Rick: So does this mean unions are or are not a problem?
Corey: I don’t have a problem with the existence of unions. I wouldn’t have a problem with a strike by Safeway employees, for example. In that scenario, families would be able to vote with their feet and go to Walmart or Trader Joe’s, and Safeway would feel pressure. But when it comes to a public school system without exit options, families are the ones stuck feeling the pain. Funding students directly would solve the problem by empowering families.
Rick: For policymakers, practitioners, or parents who read your piece, what would you encourage them to do?
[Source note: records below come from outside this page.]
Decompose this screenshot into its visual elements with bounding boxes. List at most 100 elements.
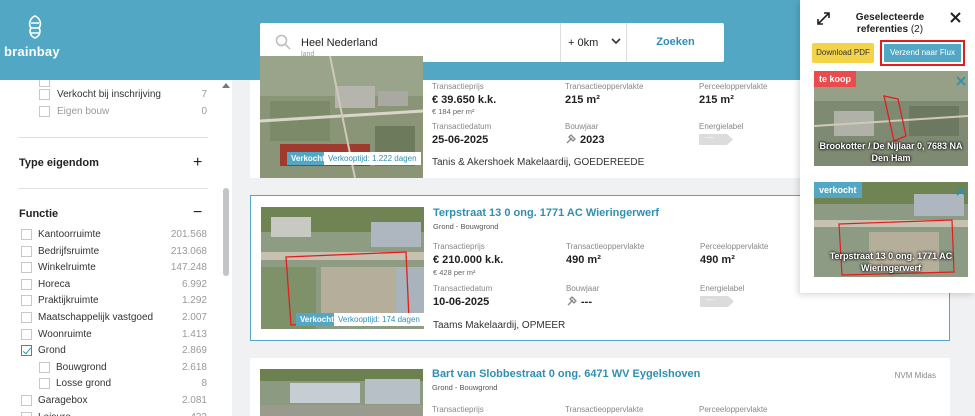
filter-checkbox[interactable] [39,106,50,117]
logo-text: brainbay [4,44,60,59]
remove-reference-icon[interactable] [954,74,968,88]
panel-title: Geselecteerde referenties (2) [840,12,940,36]
filter-checkbox[interactable] [21,412,32,416]
filter-count: 2.869 [181,345,207,356]
property-type: Grond - Bouwgrond [432,383,498,392]
send-to-flux-button[interactable]: Verzend naar Flux [884,44,961,62]
property-photo[interactable] [260,369,423,416]
expand-icon[interactable] [817,12,830,25]
filter-count: 0 [201,106,207,117]
section-title-type-eigendom[interactable]: Type eigendom [19,157,99,169]
filter-label: Grond [38,345,66,356]
label-price: Transactieprijs [432,405,484,414]
filter-checkbox[interactable] [21,295,32,306]
filter-label: Leisure [38,412,71,416]
value-year: 2023 [580,134,605,146]
hammer-icon [566,134,576,144]
value-date: 10-06-2025 [433,296,490,308]
search-input[interactable]: Heel Nederland [301,37,377,49]
filter-label: Eigen bouw [57,106,110,117]
bee-icon [28,15,42,39]
label-area: Transactieoppervlakte [566,242,645,251]
filter-count: 201.568 [170,229,207,240]
section-title-functie[interactable]: Functie [19,208,58,220]
chevron-down-icon [611,38,621,45]
filter-checkbox[interactable] [39,378,50,389]
filter-label: Losse grond [56,378,112,389]
filter-count: 147.248 [170,262,207,273]
filter-checkbox[interactable] [39,362,50,373]
status-badge: verkocht [814,182,862,198]
sale-time-badge: Verkooptijd: 1.222 dagen [324,152,421,165]
filter-checkbox[interactable] [21,246,32,257]
filter-checkbox[interactable] [21,279,32,290]
filter-count: 7 [201,89,207,100]
label-energy: Energielabel [700,284,745,293]
filter-label: Maatschappelijk vastgoed [38,312,154,323]
value-price-per-m2: € 428 per m² [433,268,476,277]
property-title[interactable]: Bart van Slobbestraat 0 ong. 6471 WV Eyg… [432,368,700,380]
result-card[interactable]: Bart van Slobbestraat 0 ong. 6471 WV Eyg… [250,358,950,416]
collapse-icon[interactable]: − [193,205,202,221]
search-button[interactable]: Zoeken [626,23,724,62]
filter-checkbox[interactable] [21,312,32,323]
remove-reference-icon[interactable] [954,184,968,198]
value-price-per-m2: € 184 per m² [432,107,475,116]
reference-card[interactable]: te koop Brookotter / De Nijlaar 0, 7683 … [814,71,968,166]
value-price: € 210.000 k.k. [433,254,504,266]
label-area: Transactieoppervlakte [565,82,644,91]
filter-count: 213.068 [170,246,207,257]
brainbay-logo[interactable]: brainbay [4,14,64,62]
filter-checkbox[interactable] [21,262,32,273]
value-area: 215 m² [565,94,600,106]
label-area: Transactieoppervlakte [565,405,644,414]
aerial-photo [261,207,424,329]
divider [18,188,208,189]
filter-label: Winkelruimte [38,262,96,273]
filter-count: 2.618 [181,362,207,373]
label-year: Bouwjaar [565,122,599,131]
expand-icon[interactable]: + [193,155,202,171]
filter-label: Woonruimte [38,329,92,340]
filter-count: 2.007 [181,312,207,323]
property-photo[interactable]: Verkocht Verkooptijd: 1.222 dagen [260,56,423,178]
source-label: NVM Midas [894,371,936,380]
scrollbar-thumb[interactable] [223,188,229,276]
filter-checkbox[interactable] [39,89,50,100]
filter-label: Bouwgrond [56,362,107,373]
sale-time-badge: Verkooptijd: 174 dagen [334,313,424,326]
reference-address: Brookotter / De Nijlaar 0, 7683 NA Den H… [819,141,963,163]
status-badge: Verkocht [287,152,329,165]
download-pdf-button[interactable]: Download PDF [812,43,874,63]
label-plot: Perceeloppervlakte [700,242,769,251]
energy-label-value: ---- [705,135,715,142]
reference-card[interactable]: verkocht Terpstraat 13 0 ong. 1771 AC Wi… [814,182,968,277]
reference-address: Terpstraat 13 0 ong. 1771 AC Wieringerwe… [829,251,953,273]
search-icon [275,34,291,50]
hammer-icon [567,296,577,306]
filter-checkbox[interactable] [21,229,32,240]
label-date: Transactiedatum [433,284,493,293]
filter-checkbox[interactable] [39,80,50,87]
filter-count: 2.081 [181,395,207,406]
radius-select[interactable]: + 0km [560,23,626,62]
status-badge: Verkocht [296,313,338,326]
aerial-photo [260,369,423,416]
label-plot: Perceeloppervlakte [699,405,768,414]
filter-label: Praktijkruimte [38,295,99,306]
scroll-up-arrow[interactable] [222,83,230,88]
filter-label: Kantoorruimte [38,229,101,240]
close-icon[interactable] [949,11,962,24]
filter-checkbox[interactable] [21,329,32,340]
property-title[interactable]: Terpstraat 13 0 ong. 1771 AC Wieringerwe… [433,207,659,219]
value-plot: 490 m² [700,254,735,266]
status-badge: te koop [814,71,857,87]
property-photo[interactable]: Verkocht Verkooptijd: 174 dagen [261,207,424,329]
agent-name[interactable]: Tanis & Akershoek Makelaardij, GOEDEREED… [432,157,644,168]
energy-label-value: ---- [706,297,716,304]
agent-name[interactable]: Taams Makelaardij, OPMEER [433,320,565,331]
filter-checkbox[interactable] [21,345,32,356]
filter-checkbox[interactable] [21,395,32,406]
label-energy: Energielabel [699,122,744,131]
filter-label: Garagebox [38,395,88,406]
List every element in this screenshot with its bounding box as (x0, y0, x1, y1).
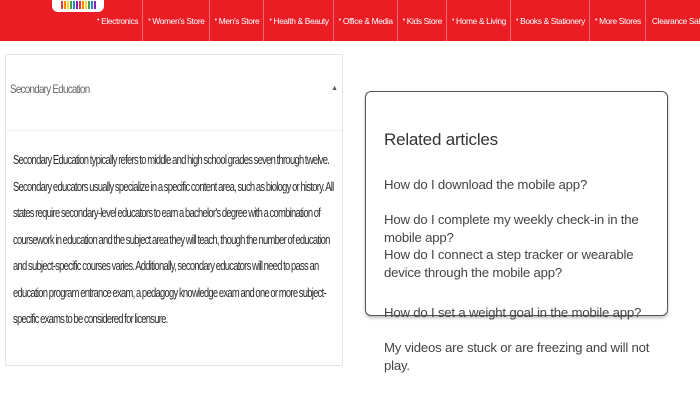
accordion-title: Secondary Education (10, 82, 90, 96)
store-nav-list: • Electronics • Women's Store • Men's Store… (92, 0, 700, 41)
nav-item-label: Electronics (101, 15, 139, 26)
nav-item-office-media[interactable]: • Office & Media (334, 0, 398, 41)
nav-item-label: Clearance Sale 2022 (651, 15, 700, 26)
nav-item-books-stationery[interactable]: • Books & Stationery (511, 0, 591, 41)
related-link-step-tracker[interactable]: How do I connect a step tracker or weara… (384, 246, 664, 282)
nav-item-label: Women's Store (152, 15, 205, 26)
nav-item-label: Office & Media (342, 15, 393, 26)
nav-item-label: Men's Store (218, 15, 260, 26)
related-link-weight-goal[interactable]: How do I set a weight goal in the mobile… (384, 304, 641, 322)
bullet-icon: • (338, 17, 341, 24)
nav-item-kids-store[interactable]: • Kids Store (398, 0, 447, 41)
nav-item-label: Health & Beauty (273, 15, 329, 26)
caret-up-icon[interactable]: ▲ (331, 85, 338, 92)
faq-accordion: Secondary Education ▲ Secondary Educatio… (5, 54, 343, 366)
nav-item-label: Books & Stationery (520, 15, 586, 26)
bullet-icon: • (148, 17, 151, 24)
nav-item-mens-store[interactable]: • Men's Store (210, 0, 265, 41)
bullet-icon: • (269, 17, 272, 24)
nav-item-womens-store[interactable]: • Women's Store (143, 0, 210, 41)
bullet-icon: • (595, 17, 598, 24)
nav-item-more-stores[interactable]: • More Stores (590, 0, 646, 41)
bullet-icon: • (97, 17, 100, 24)
nav-item-clearance-sale[interactable]: Clearance Sale 2022 (646, 0, 700, 41)
nav-item-health-beauty[interactable]: • Health & Beauty (264, 0, 334, 41)
nav-item-label: Home & Living (456, 15, 506, 26)
bullet-icon: • (515, 17, 519, 24)
related-link-videos-freezing[interactable]: My videos are stuck or are freezing and … (384, 339, 664, 375)
nav-item-electronics[interactable]: • Electronics (92, 0, 144, 41)
nav-item-label: More Stores (599, 15, 641, 26)
related-articles-title: Related articles (384, 130, 498, 149)
bullet-icon: • (402, 17, 405, 24)
accordion-body-text: Secondary Education typically refers to … (13, 153, 334, 326)
bullet-icon: • (214, 17, 217, 24)
related-link-weekly-check-in[interactable]: How do I complete my weekly check-in in … (384, 211, 664, 247)
nav-item-home-living[interactable]: • Home & Living (447, 0, 511, 41)
accordion-header[interactable]: Secondary Education ▲ (6, 55, 342, 131)
related-articles-box (365, 91, 668, 316)
related-link-download-app[interactable]: How do I download the mobile app? (384, 176, 587, 194)
top-navigation-bar: • Electronics • Women's Store • Men's Store… (0, 0, 700, 41)
nav-item-label: Kids Store (406, 15, 442, 26)
bullet-icon: • (451, 17, 455, 24)
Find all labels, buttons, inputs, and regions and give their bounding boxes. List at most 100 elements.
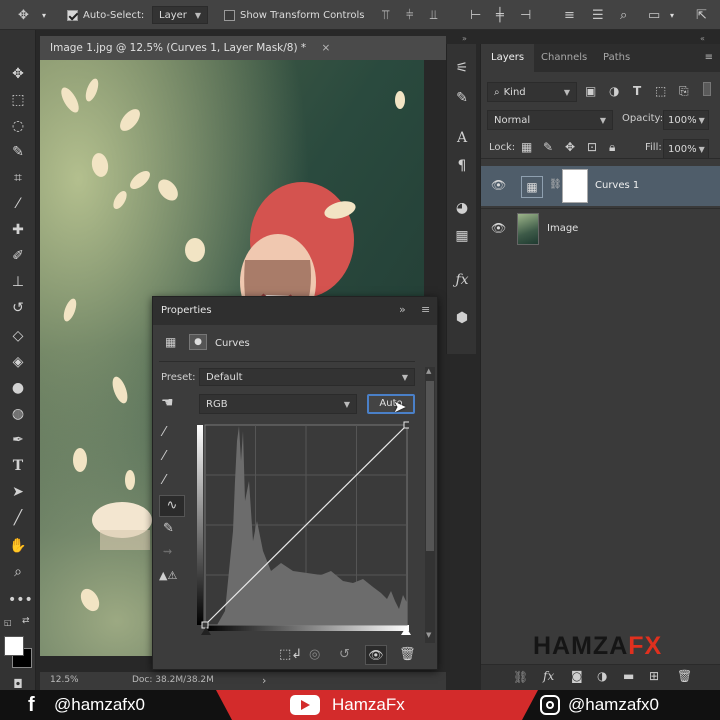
- panel-menu-icon[interactable]: ≡: [705, 52, 713, 63]
- black-point-slider[interactable]: [201, 627, 211, 635]
- filter-pixel-icon[interactable]: ▣: [585, 84, 596, 98]
- properties-panel[interactable]: Properties » ≡ ▦ ● Curves Preset: Defaul…: [152, 296, 438, 670]
- more-tools-icon[interactable]: •••: [8, 590, 33, 610]
- status-menu-arrow-icon[interactable]: ›: [262, 674, 266, 687]
- eyedropper-white-icon[interactable]: ⁄: [163, 473, 165, 488]
- path-selection-icon[interactable]: ➤: [8, 482, 28, 502]
- properties-title-bar[interactable]: Properties » ≡: [153, 297, 437, 325]
- color-panel-icon[interactable]: ◕: [452, 198, 472, 218]
- layer-filter-dropdown[interactable]: ⌕ Kind ▼: [487, 82, 577, 102]
- curves-graph[interactable]: [197, 421, 411, 635]
- lock-all-icon[interactable]: 🔒︎: [609, 140, 615, 155]
- workspace-chevron-icon[interactable]: ▾: [670, 6, 674, 24]
- history-panel-icon[interactable]: ⚟: [452, 58, 472, 78]
- new-layer-icon[interactable]: ⊞: [649, 669, 659, 683]
- lasso-tool-icon[interactable]: ◌: [8, 116, 28, 136]
- filter-shape-icon[interactable]: ⬚: [655, 84, 666, 98]
- paint-bucket-icon[interactable]: ◈: [8, 352, 28, 372]
- blur-tool-icon[interactable]: ●: [8, 378, 28, 398]
- on-image-adjust-icon[interactable]: ☚: [161, 395, 174, 411]
- scrollbar-thumb[interactable]: [426, 381, 434, 551]
- blend-mode-dropdown[interactable]: Normal ▼: [487, 110, 613, 130]
- clip-to-layer-icon[interactable]: ⬚↲: [279, 647, 302, 662]
- pen-tool-icon[interactable]: ✒: [8, 430, 28, 450]
- delete-layer-icon[interactable]: 🗑︎: [677, 669, 692, 683]
- align-top-icon[interactable]: ⫪: [382, 6, 389, 24]
- facebook-link[interactable]: f @hamzafx0: [28, 690, 145, 720]
- add-mask-icon[interactable]: ◙: [571, 669, 583, 683]
- properties-scrollbar[interactable]: ▲ ▼: [425, 367, 435, 643]
- character-panel-icon[interactable]: A: [452, 128, 472, 148]
- zoom-level[interactable]: 12.5%: [50, 675, 79, 685]
- panel-menu-icon[interactable]: ≡: [421, 303, 430, 316]
- 3d-panel-icon[interactable]: ⬢: [452, 308, 472, 328]
- reset-icon[interactable]: ↺: [339, 647, 350, 662]
- delete-adjustment-icon[interactable]: 🗑︎: [399, 647, 416, 662]
- quick-selection-icon[interactable]: ✎: [8, 142, 28, 162]
- mask-icon[interactable]: ●: [189, 334, 207, 350]
- tool-preset-chevron-icon[interactable]: ▾: [42, 6, 46, 24]
- tab-layers[interactable]: Layers: [481, 44, 535, 72]
- align-horizontal-center-icon[interactable]: ╪: [496, 6, 504, 24]
- visibility-eye-icon[interactable]: 👁︎: [491, 221, 506, 235]
- distribute-top-icon[interactable]: ≡: [564, 6, 575, 24]
- type-tool-icon[interactable]: T: [8, 456, 28, 476]
- paragraph-panel-icon[interactable]: ¶: [452, 156, 472, 176]
- preset-dropdown[interactable]: Default ▼: [199, 368, 415, 386]
- healing-brush-icon[interactable]: ✚: [8, 220, 28, 240]
- align-right-icon[interactable]: ⊣: [520, 6, 531, 24]
- white-point-slider[interactable]: [401, 627, 411, 635]
- tab-channels[interactable]: Channels: [531, 44, 597, 72]
- toggle-visibility-eye-icon[interactable]: 👁︎: [365, 645, 387, 665]
- close-tab-icon[interactable]: ×: [322, 42, 331, 54]
- brush-tool-icon[interactable]: ✐: [8, 246, 28, 266]
- filter-adjustment-icon[interactable]: ◑: [609, 84, 619, 98]
- auto-select-checkbox[interactable]: Auto-Select:: [67, 6, 144, 24]
- share-icon[interactable]: ⇱: [696, 6, 707, 24]
- new-group-icon[interactable]: ▬: [623, 669, 634, 683]
- collapse-panel-icon[interactable]: »: [399, 303, 406, 316]
- search-icon[interactable]: ⌕: [620, 6, 627, 24]
- collapse-right-panels-icon[interactable]: «: [700, 34, 705, 43]
- move-tool-icon[interactable]: ✥: [18, 6, 29, 24]
- default-colors-icon[interactable]: ◱: [4, 618, 14, 628]
- move-tool-icon[interactable]: ✥: [8, 64, 28, 84]
- foreground-color-swatch[interactable]: [4, 636, 24, 656]
- view-previous-state-icon[interactable]: ◎: [309, 647, 320, 662]
- link-layers-icon[interactable]: ⛓︎: [513, 670, 528, 684]
- instagram-link[interactable]: @hamzafx0: [540, 690, 659, 720]
- swatches-panel-icon[interactable]: ▦: [452, 226, 472, 246]
- new-adjustment-icon[interactable]: ◑: [597, 669, 607, 683]
- opacity-input[interactable]: 100% ▼: [663, 110, 709, 130]
- layer-mask-thumbnail[interactable]: [562, 169, 588, 203]
- layer-row-curves[interactable]: 👁︎ ▦ ⛓︎ Curves 1: [481, 166, 720, 206]
- curve-white-point[interactable]: [403, 421, 411, 429]
- brush-settings-icon[interactable]: ✎: [452, 88, 472, 108]
- distribute-center-icon[interactable]: ☰: [592, 6, 604, 24]
- filter-toggle-switch[interactable]: [703, 82, 711, 96]
- filter-type-icon[interactable]: T: [633, 84, 641, 98]
- layer-style-fx-icon[interactable]: fx: [543, 669, 554, 683]
- align-vertical-center-icon[interactable]: ⫩: [406, 6, 413, 24]
- workspace-icon[interactable]: ▭: [648, 6, 660, 24]
- show-transform-controls-checkbox[interactable]: Show Transform Controls: [224, 6, 364, 24]
- hand-tool-icon[interactable]: ✋: [8, 536, 28, 556]
- collapse-panels-icon[interactable]: »: [462, 34, 467, 43]
- rectangular-marquee-icon[interactable]: ⬚: [8, 90, 28, 110]
- zoom-tool-icon[interactable]: ⌕: [8, 562, 28, 582]
- auto-button[interactable]: Auto: [367, 394, 415, 414]
- lock-image-icon[interactable]: ✎: [543, 140, 553, 154]
- clipping-warning-icon[interactable]: ▲⚠: [159, 569, 177, 582]
- youtube-link[interactable]: HamzaFx: [290, 690, 405, 720]
- crop-tool-icon[interactable]: ⌗: [8, 168, 28, 188]
- document-tab[interactable]: Image 1.jpg @ 12.5% (Curves 1, Layer Mas…: [40, 36, 446, 60]
- lock-position-icon[interactable]: ✥: [565, 140, 575, 154]
- lock-transparent-icon[interactable]: ▦: [521, 140, 532, 154]
- pencil-tool-icon[interactable]: ✎: [163, 521, 174, 536]
- channel-dropdown[interactable]: RGB ▼: [199, 394, 357, 414]
- clone-stamp-icon[interactable]: ⊥: [8, 272, 28, 292]
- tab-paths[interactable]: Paths: [593, 44, 640, 72]
- auto-select-target-dropdown[interactable]: Layer ▼: [152, 6, 208, 24]
- eyedropper-gray-icon[interactable]: ⁄: [163, 449, 165, 464]
- lock-artboard-icon[interactable]: ⊡: [587, 140, 597, 154]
Corey: A good solution would be to allow each individual family to make the in-person versus remote-instruction decision for their own children. A better solution would be to fix the root of the problem—the power imbalance—by allowing every family to take their children’s education dollars to the education provider of their choosing. We already fund students directly when it comes to Pell Grants and the GI Bill for higher education and with pre-K programs such as Head Start. The money goes to students and their families who can choose public or private, religious or nonreligious providers of educational services. The same goes for so many other taxpayer-funded initiatives including food stamps and Medicaid. With all these programs, we fund people instead of buildings. We should apply the same logic to K-12 and fund students instead of institutions. If a grocery store doesn’t reopen, families can take their money elsewhere. If a school doesn’t reopen, families should similarly be able to take their children’s education dollars elsewhere. As a matter of fact, families should be able to take their children’s education dollars elsewhere regardless of the reopening decisions. Education funding is supposed to be meant for educating children—not for protecting a particular institution. We should fund students, not systems.
This interview has been edited and condensed for clarity.